Question

If I load a DLL with LoadLibrary, is that DLL guaranteed to stay loaded? If not, how can I prevent re-loading.

Actual situation: I have a dispatcher which, depending on some messages, needs to load one of several dll's and execute some function from them. I can't link against them at compile time, so I use LoadLibrary. Because there can potentially be a lot of calls, I'd prefer not to have to call LoadLibrary every time, since it turns out it's a bottleneck. So I was thinking to only call it once per DLL, calling GetProcAddress to get the function also only once per dll, and cache it somewhere. But is it safe? Am I guaranteed that calling that function will be ok on any subsequent call? If not, how can I have this guarantee?

Était-ce utile?

La solution

LoadLibrary increases the reference count of the executable, and FreeLibrary decreases it.

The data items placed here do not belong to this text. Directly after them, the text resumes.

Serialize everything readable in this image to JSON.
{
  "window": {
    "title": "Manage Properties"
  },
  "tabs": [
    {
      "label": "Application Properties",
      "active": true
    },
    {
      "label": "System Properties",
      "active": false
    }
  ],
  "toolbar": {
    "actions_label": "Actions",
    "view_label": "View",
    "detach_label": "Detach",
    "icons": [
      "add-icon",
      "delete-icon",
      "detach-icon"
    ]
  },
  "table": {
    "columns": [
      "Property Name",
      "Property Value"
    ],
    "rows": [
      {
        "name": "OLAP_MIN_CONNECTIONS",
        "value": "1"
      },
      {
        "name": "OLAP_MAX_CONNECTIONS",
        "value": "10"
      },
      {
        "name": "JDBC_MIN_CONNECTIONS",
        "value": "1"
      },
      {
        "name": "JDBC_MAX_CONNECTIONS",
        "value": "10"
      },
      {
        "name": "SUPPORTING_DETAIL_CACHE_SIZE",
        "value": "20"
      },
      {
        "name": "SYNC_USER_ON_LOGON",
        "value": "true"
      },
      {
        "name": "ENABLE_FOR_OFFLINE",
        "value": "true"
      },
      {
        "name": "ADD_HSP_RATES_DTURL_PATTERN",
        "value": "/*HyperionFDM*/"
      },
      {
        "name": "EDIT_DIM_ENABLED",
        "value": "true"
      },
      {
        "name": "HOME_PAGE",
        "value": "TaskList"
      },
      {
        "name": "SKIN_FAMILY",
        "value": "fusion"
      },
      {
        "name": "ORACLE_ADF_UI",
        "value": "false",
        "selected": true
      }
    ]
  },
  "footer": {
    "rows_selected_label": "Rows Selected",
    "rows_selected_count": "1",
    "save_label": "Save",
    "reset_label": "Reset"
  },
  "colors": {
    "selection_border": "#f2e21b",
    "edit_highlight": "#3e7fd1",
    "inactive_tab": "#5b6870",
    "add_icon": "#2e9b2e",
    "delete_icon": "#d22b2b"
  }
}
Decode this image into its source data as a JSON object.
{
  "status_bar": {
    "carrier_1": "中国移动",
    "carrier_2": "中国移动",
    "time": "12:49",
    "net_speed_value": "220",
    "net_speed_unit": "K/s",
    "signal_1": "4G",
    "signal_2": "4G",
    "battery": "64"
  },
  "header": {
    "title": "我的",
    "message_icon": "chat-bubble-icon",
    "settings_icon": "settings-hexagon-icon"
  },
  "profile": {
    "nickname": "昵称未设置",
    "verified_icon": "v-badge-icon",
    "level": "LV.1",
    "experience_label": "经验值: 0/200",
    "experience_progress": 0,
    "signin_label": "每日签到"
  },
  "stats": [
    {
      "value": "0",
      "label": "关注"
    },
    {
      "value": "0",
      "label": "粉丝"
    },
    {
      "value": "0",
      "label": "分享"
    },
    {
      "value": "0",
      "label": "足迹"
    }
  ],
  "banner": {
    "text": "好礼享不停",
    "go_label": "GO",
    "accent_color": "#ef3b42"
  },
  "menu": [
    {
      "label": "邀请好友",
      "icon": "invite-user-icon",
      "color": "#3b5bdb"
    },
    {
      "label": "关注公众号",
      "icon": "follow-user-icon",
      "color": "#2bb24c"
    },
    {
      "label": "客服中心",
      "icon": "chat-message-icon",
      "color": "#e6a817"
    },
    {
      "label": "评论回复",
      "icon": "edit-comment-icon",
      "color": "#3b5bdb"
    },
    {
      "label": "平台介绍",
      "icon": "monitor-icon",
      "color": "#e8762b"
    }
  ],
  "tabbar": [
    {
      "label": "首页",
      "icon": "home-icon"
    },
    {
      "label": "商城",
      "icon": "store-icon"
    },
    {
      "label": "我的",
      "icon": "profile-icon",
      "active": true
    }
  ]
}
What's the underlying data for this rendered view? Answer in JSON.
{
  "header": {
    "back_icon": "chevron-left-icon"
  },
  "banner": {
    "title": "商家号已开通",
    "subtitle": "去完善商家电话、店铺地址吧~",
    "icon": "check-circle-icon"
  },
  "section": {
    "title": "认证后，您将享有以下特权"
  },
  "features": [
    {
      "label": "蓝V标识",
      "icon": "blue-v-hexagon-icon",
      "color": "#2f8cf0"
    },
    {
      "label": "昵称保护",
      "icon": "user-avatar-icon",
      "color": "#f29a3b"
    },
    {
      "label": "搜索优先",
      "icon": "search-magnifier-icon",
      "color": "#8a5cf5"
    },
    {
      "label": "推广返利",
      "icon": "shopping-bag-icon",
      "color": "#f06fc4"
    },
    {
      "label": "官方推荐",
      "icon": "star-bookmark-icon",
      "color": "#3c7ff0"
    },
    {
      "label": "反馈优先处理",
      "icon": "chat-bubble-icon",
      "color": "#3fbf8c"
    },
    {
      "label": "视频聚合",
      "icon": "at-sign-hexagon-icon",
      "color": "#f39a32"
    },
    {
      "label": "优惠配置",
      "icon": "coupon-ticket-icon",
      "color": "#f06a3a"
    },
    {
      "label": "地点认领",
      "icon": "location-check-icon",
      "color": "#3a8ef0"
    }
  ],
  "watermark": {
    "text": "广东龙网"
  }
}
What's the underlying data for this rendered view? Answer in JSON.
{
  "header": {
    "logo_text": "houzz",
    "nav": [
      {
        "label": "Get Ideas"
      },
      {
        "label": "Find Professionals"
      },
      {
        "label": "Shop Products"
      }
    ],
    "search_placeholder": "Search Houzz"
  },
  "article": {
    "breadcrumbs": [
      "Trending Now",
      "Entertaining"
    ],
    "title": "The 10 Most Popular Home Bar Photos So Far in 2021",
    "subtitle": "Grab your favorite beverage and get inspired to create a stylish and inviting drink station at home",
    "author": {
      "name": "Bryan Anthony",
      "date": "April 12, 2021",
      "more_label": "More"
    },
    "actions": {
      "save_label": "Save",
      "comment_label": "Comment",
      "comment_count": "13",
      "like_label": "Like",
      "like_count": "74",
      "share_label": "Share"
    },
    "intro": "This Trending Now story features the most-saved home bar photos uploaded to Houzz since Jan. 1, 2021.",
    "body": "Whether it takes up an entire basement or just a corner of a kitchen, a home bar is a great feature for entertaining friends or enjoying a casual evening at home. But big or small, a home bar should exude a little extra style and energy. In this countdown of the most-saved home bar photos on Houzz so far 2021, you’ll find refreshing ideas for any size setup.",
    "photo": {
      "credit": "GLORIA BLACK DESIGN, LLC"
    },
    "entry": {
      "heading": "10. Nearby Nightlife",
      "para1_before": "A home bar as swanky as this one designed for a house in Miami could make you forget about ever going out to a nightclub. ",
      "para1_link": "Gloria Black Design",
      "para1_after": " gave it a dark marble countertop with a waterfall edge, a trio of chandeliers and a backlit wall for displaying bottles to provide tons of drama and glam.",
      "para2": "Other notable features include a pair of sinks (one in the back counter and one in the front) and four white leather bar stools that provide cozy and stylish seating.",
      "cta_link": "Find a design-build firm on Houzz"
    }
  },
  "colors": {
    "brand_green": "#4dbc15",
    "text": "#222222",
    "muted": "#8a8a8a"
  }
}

When the reference count reach 0, the executable is unloaded. So you normally don't have to worry about it. As long as no one calls FreeLibrary in your process, the Dll will stay there.

Autres conseils

If you read the MSDN: http://msdn.microsoft.com/en-us/library/windows/desktop/ms684175%28v=vs.85%29.aspx it states what the behaviour will be if the dll is not already loaded and what happens if the dll is already loaded so you should not worry about this overhead.

If the specified module is a DLL that is not already loaded for the calling process, the system calls the DLL's DllMain function with the DLL_PROCESS_ATTACH value. If DllMain returns TRUE, LoadLibrary returns a handle to the module.